You’d think creators and consumers of news would have learned their lesson by now. But the latest version of the fake cancer cure story is even more flagrantly flawed than usual. The public’s cancer cure–shaped amnesia, and media outlets’ willingness to exploit it for clicks, are as bottomless as ever. Hope, it would seem, trumps history.
On Monday, the Jerusalem Post, a centrist Israeli newspaper, published an online story profiling a small company called Accelerated Evolution Biotechnologies that has been working on a potential anti-cancer drug cocktail since 2000. It was somewhat cautiously headlined “A Cure for Cancer? Israeli Scientists Think They Found One” and relied almost entirely on an interview with the company’s board chair, Dan Aridor, one of just three individuals listed on AEBi’s website. In it, Aridor made a series of sweeping claims, including this eye-popper: “We believe we will offer in a year’s time a complete cure for cancer.”
It was an especially brash move considering the company has not conducted a single trial in humans or published an ounce of data from its completed studies of petri dish cells and rodents in cages. Under normal drug development proceedings, a pharmaceutical startup would submit such preclinical work to peer review to support any claims and use it to drum up funding for clinical testing. AEBi’s PR move might be an attempt at a shortcut. In an interview on Tuesday, the company’s founder and CEO, Ilan Morad, told the Times of Israel that lack of cash flow is the reason AEBi has elected not to publish data.
The original Jerusalem Post article did not interview any outside experts in the oncology field. Nor did it inject any skepticism about the gap between speculative, preclinical work in controlled laboratory environments and a universal cure on a 12-month timeline. Anyone who knows anything about oncology will tell you that a vast number of promising treatments fail human testing. One recent estimate put success rates for cancer drugs getting to market at a dismal 3.4 percent.
What People Are Saying
About 12 hours after the Jerusalem Post tweeted out a link to its story, figures from the far right began to amplify its optimistic headline. Pro-Trump twitter troll Jacob Wohl posted it, followed shortly by conservative political pundit Glenn Beck, who added his own self-aggrandizing touch. “As we have hoped and prayed, and I spoke about happening by 2030: A TOTAL cure for cancer.”
By Tuesday morning, Fox News had published its own report. The story did add some caveats, including a strongly worded comment emailed from a New York oncology expert, who called AEBi’s claim likely to be “yet another in a long line of spurious, irresponsible, and ultimately cruel false promises for cancer patients.” But Fox’s grabby headline retained a nearly identical formula to the original Jerusalem Post story and was copied by similar reports that cropped up on local TV news spots from Philadelphia to Melbourne, Australia.

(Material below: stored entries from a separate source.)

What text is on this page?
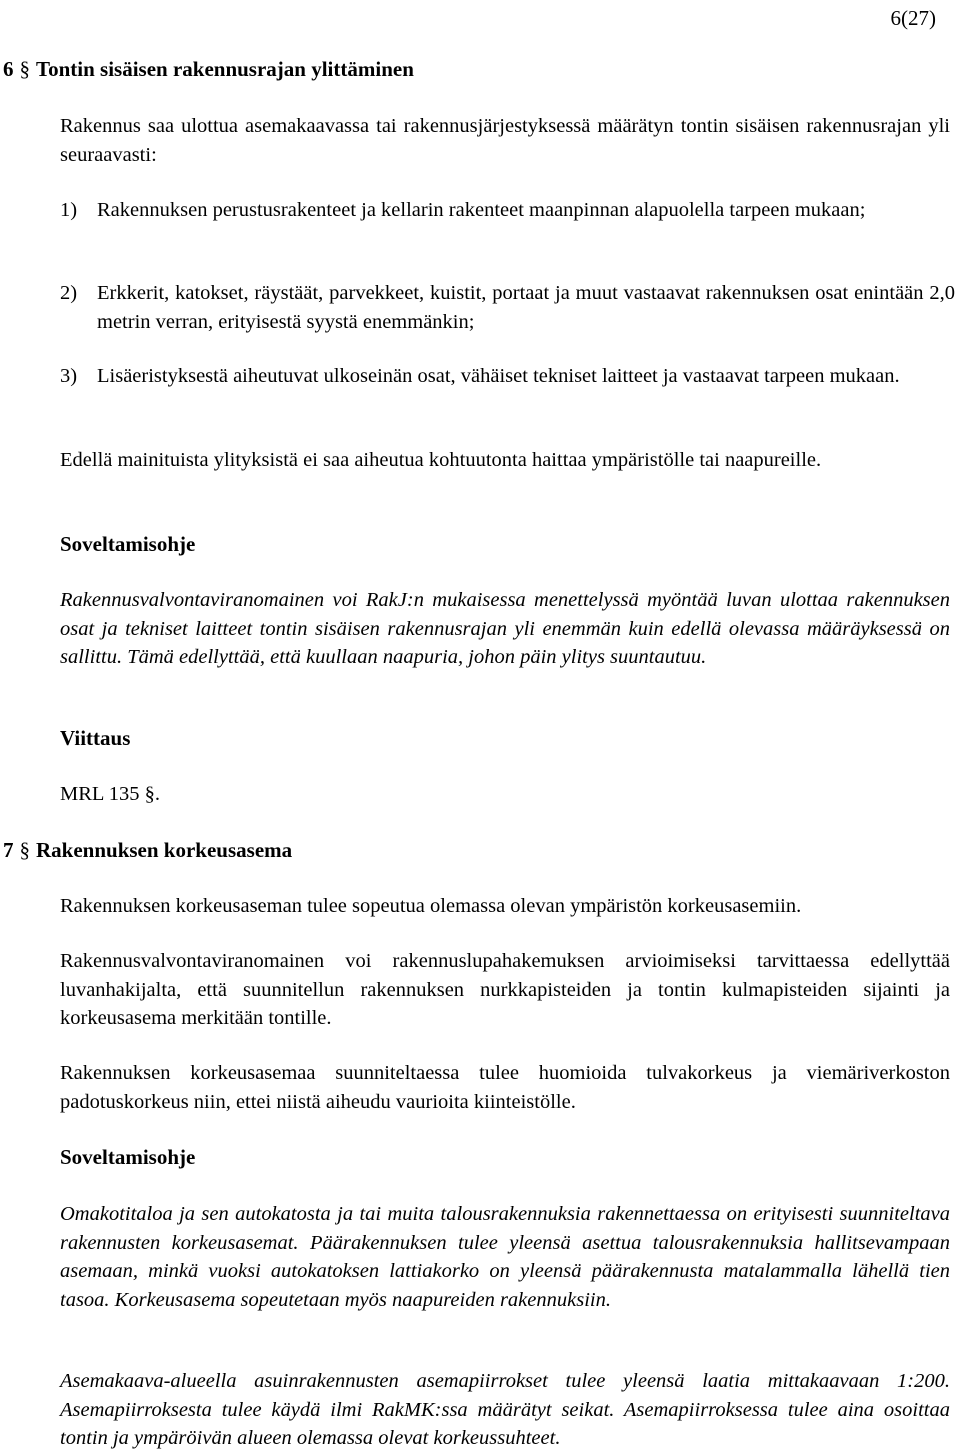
6(27)
6 § Tontin sisäisen rakennusrajan ylittäminen
Rakennus saa ulottua asemakaavassa tai rakennusjärjestyksessä määrätyn tontin sisäisen rakennusrajan yli seuraavasti:
1) Rakennuksen perustusrakenteet ja kellarin rakenteet maanpinnan alapuolella tarpeen mukaan;
2) Erkkerit, katokset, räystäät, parvekkeet, kuistit, portaat ja muut vastaavat rakennuksen osat enintään 2,0 metrin verran, erityisestä syystä enemmänkin;
3) Lisäeristyksestä aiheutuvat ulkoseinän osat, vähäiset tekniset laitteet ja vastaavat tarpeen mukaan.
Edellä mainituista ylityksistä ei saa aiheutua kohtuutonta haittaa ympäristölle tai naapureille.
Soveltamisohje
Rakennusvalvontaviranomainen voi RakJ:n mukaisessa menettelyssä myöntää luvan ulottaa rakennuksen osat ja tekniset laitteet tontin sisäisen rakennusrajan yli enemmän kuin edellä olevassa määräyksessä on sallittu. Tämä edellyttää, että kuullaan naapuria, johon päin ylitys suuntautuu.
Viittaus
MRL 135 §.
7 § Rakennuksen korkeusasema
Rakennuksen korkeusaseman tulee sopeutua olemassa olevan ympäristön korkeusasemiin.
Rakennusvalvontaviranomainen voi rakennuslupahakemuksen arvioimiseksi tarvittaessa edellyttää luvanhakijalta, että suunnitellun rakennuksen nurkkapisteiden ja tontin kulmapisteiden sijainti ja korkeusasema merkitään tontille.
Rakennuksen korkeusasemaa suunniteltaessa tulee huomioida tulvakorkeus ja viemäriverkoston padotuskorkeus niin, ettei niistä aiheudu vaurioita kiinteistölle.
Soveltamisohje
Omakotitaloa ja sen autokatosta ja tai muita talousrakennuksia rakennettaessa on erityisesti suunniteltava rakennusten korkeusasemat. Päärakennuksen tulee yleensä asettua talousrakennuksia hallitsevampaan asemaan, minkä vuoksi autokatoksen lattiakorko on yleensä päärakennusta matalammalla lähellä tien tasoa. Korkeusasema sopeutetaan myös naapureiden rakennuksiin.
Asemakaava-alueella asuinrakennusten asemapiirrokset tulee yleensä laatia mittakaavaan 1:200. Asemapiirroksesta tulee käydä ilmi RakMK:ssa määrätyt seikat. Asemapiirroksessa tulee aina osoittaa tontin ja ympäröivän alueen olemassa olevat korkeussuhteet.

While many major news outlets ignored the story, the New York Post and Forbes both published their own glowing versions, based largely on the Jerusalem Post’s reporting. But within 24 hours, both sites had come out with new, decidedly less rosy stories, in which they (gasp!) interviewed cancer experts. Forbes actually published two. One, by the original story’s author, was entitled “Experts Decry Israeli Team’s Claims That They Have Found the Cure for Cancer” and another, headlined even more explicitly: “An Israeli Company Claims That They Will Have a Cure for Cancer in a Year. Don’t Believe Them.”
Such course correction is not unusual, nor nefarious, in the fast-moving world of online journalism. But, as scholars of the internet attest, misinformation spreads faster online than attempts to claw it back. While outrage may be the fuel that feeds the virality of most fake news stories, when it comes to news about our health, people tend to be motivated by a more upbeat impulse. “Positivity looms larger in deciding both what to read and what to share,” wrote Hyun Suk Kim, a communications researcher at Ohio State University, in one analysis of how health news stories get shared through social networks.
So the “Cancer Cured!” piece is going to travel farther, faster, than the “Cancer Still Sucks” story. Case in point: When Forbes tweeted out its original article, it received 47 replies, 821 retweets, and 1,635 likes. The one that went out a day later, publicizing a 180-degree reversal in tone, has so far received a mere four replies, 30 retweets, and 61 likes.
Why It Matters
Social media makes it easier than ever to be a noncritical consumer of information. The constant scroll-scroll-scroll is practically designed to encourage lazy thinking. At the same time, people are hungry for a life preserver of good news amid the toxic content spewing from platforms like Twitter and Facebook. When every day online feels like a battle across party, sex, race, class, and even generational lines, cancer is a unifying enemy. A story about the end of cancer could be an olive branch to a sick friend or a relative across the social divide. Or it might just allow you to believe, for one blissful moment, that your body’s cells aren’t already on an unstoppable mutational march toward your demise.
But all the armchair philosophizing in the world can’t change the ugly truth of the persistent cancer-cure meme: Peddling false hope is immoral.